First of all, there is an extraordinary supply of perfectly cured, tinder-dry fuel. The weather year, 2001-02, was the driest in the history of Southern California. Here in San Diego we had only 3 inches of rain. (The average is about 11 inches). Then last winter it rained just hard enough to sprout dense thickets of new underbrush (a.k.a. fire starter), all of which have now been desiccated for months.
Meanwhile in the local mountains, an epic drought, which may be an expression of global warming, opened the way to a bark beetle infestation which has already killed or is killing 90% of Southern California's pine forests. Last month, scientists grimly told members of Congress at a special hearing at Lake Arrowhead that "it is too late to save the San Bernardino National Forest." Arrowhead and other famous mountain resorts, they predicted, would soon "look like any treeless suburb of Los Angeles."

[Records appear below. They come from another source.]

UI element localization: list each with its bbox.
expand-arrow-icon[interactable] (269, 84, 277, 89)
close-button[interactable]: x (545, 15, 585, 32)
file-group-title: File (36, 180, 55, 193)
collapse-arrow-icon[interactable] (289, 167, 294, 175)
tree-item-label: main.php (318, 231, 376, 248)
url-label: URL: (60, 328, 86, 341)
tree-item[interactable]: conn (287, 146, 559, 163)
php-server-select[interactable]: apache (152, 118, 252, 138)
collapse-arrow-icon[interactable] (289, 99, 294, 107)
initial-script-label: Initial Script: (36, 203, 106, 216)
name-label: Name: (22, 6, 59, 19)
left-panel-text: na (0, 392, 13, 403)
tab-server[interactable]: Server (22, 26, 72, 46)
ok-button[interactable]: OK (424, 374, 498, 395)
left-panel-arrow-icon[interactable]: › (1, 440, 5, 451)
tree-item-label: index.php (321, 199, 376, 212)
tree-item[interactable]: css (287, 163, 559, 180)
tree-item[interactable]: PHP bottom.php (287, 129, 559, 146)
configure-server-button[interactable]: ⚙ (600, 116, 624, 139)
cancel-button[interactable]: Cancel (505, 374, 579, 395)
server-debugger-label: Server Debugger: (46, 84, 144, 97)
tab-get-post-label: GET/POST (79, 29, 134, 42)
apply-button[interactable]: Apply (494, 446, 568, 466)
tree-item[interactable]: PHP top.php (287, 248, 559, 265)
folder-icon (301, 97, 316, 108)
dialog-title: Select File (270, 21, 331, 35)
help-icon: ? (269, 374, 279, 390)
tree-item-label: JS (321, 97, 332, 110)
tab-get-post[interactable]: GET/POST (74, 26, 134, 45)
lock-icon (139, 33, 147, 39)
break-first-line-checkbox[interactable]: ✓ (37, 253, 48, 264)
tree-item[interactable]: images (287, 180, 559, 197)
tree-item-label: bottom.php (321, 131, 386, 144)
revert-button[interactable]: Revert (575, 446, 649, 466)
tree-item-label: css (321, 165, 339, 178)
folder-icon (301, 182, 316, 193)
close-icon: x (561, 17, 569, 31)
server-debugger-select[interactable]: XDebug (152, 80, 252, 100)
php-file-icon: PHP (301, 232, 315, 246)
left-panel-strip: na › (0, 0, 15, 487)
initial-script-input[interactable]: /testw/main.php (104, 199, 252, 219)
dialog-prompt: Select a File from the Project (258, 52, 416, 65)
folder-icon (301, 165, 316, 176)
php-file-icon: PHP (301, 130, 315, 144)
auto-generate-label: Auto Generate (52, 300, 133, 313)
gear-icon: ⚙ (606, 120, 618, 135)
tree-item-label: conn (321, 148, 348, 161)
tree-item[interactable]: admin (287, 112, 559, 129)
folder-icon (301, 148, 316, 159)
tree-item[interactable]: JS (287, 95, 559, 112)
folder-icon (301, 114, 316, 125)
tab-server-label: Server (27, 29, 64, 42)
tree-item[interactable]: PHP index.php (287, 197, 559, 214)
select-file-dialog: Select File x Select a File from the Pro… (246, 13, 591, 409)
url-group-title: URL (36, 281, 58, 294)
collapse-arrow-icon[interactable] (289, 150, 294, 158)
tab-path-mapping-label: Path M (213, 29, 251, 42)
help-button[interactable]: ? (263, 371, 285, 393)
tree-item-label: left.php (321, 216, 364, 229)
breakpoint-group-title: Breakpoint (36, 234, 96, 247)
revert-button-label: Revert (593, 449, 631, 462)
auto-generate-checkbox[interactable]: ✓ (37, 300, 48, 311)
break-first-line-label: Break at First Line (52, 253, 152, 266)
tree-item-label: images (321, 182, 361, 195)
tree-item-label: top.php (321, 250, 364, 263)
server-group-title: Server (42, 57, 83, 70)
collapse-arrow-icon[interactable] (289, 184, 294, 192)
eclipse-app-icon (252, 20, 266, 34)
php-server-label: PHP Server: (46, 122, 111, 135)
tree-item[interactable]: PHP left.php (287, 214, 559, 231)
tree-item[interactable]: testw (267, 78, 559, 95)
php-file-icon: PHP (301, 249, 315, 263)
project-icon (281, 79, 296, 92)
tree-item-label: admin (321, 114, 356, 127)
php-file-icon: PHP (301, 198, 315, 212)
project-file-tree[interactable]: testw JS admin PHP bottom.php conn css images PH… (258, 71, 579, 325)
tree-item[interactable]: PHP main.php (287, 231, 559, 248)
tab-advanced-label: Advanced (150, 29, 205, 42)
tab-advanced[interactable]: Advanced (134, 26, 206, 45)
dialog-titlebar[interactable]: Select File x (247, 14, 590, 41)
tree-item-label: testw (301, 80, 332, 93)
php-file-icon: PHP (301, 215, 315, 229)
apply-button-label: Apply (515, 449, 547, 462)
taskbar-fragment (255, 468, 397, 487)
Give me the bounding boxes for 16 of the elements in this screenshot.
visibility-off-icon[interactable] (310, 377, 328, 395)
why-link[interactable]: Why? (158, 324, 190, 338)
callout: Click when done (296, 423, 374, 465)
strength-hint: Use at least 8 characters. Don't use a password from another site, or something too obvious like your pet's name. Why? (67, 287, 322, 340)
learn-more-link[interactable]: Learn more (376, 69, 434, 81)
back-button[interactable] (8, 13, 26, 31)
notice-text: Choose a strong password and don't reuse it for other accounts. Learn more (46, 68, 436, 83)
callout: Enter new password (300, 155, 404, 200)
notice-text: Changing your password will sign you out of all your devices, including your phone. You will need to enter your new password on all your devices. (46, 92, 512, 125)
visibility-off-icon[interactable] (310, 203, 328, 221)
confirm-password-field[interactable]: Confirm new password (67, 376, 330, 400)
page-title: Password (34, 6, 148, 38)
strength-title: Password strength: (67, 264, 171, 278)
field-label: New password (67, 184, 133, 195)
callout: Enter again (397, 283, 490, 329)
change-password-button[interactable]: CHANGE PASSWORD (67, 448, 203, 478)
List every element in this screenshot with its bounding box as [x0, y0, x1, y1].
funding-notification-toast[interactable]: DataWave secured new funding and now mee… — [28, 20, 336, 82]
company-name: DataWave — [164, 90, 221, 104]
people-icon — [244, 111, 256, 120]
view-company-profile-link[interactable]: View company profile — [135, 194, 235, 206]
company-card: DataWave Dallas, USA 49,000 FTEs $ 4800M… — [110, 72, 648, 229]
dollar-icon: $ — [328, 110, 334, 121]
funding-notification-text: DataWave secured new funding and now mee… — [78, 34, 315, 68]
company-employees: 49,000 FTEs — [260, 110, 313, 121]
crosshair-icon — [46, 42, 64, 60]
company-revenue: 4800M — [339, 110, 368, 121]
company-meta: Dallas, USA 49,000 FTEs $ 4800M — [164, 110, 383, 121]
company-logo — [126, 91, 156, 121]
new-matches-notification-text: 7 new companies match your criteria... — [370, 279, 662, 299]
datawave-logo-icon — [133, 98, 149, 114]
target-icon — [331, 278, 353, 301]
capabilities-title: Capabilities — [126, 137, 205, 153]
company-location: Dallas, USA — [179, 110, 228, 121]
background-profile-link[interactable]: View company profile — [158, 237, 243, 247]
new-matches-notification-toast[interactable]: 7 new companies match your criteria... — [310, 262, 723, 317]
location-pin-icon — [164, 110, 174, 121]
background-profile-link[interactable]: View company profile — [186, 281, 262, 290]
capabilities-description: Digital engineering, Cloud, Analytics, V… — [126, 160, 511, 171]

Already the papers are screaming "arson!" "In San Bernardino, witnesses told authorities that they had seen two men start the Old Fire on Saturday," writes Jim Herron Zamora in the San Francisco Chronicle. Eight of the other nine fires are assumed to be arson until it can be proved otherwise.
But the fact of the matter is that tinder-dry chapparal plus Santa Ana winds equals fire. In The Ecology of Fear, Davis quotes brushfire expert Richard Minnich as saying, "Fuel, not ignitions, causes fire. You can send an arsonist to Death Valley and he'll never be arrested." And in the essay linked here, Davis adds, [M]any fire scientists dismiss "ignition" – whether natural, accidental, or deliberate – as a relatively trivial factor in their equations. They study wildfire as an inevitable result of the accumulation of fuel mass. Given fuel, "fire happens."
This amazing satellite photograph shows the extent of the Southern California wildfires. It also shows the effect of California's developer-happy land management policies. The California fires are thick and vigorous, finding plenty of fuel that has accumulated over decades. South of the Mexican border, though, it is another story. The Santa Ana winds are fanning fires there, too, but on a scale that is an order of magnitude smaller. It's hard to avoid the conclusion that Southern California did this to itself.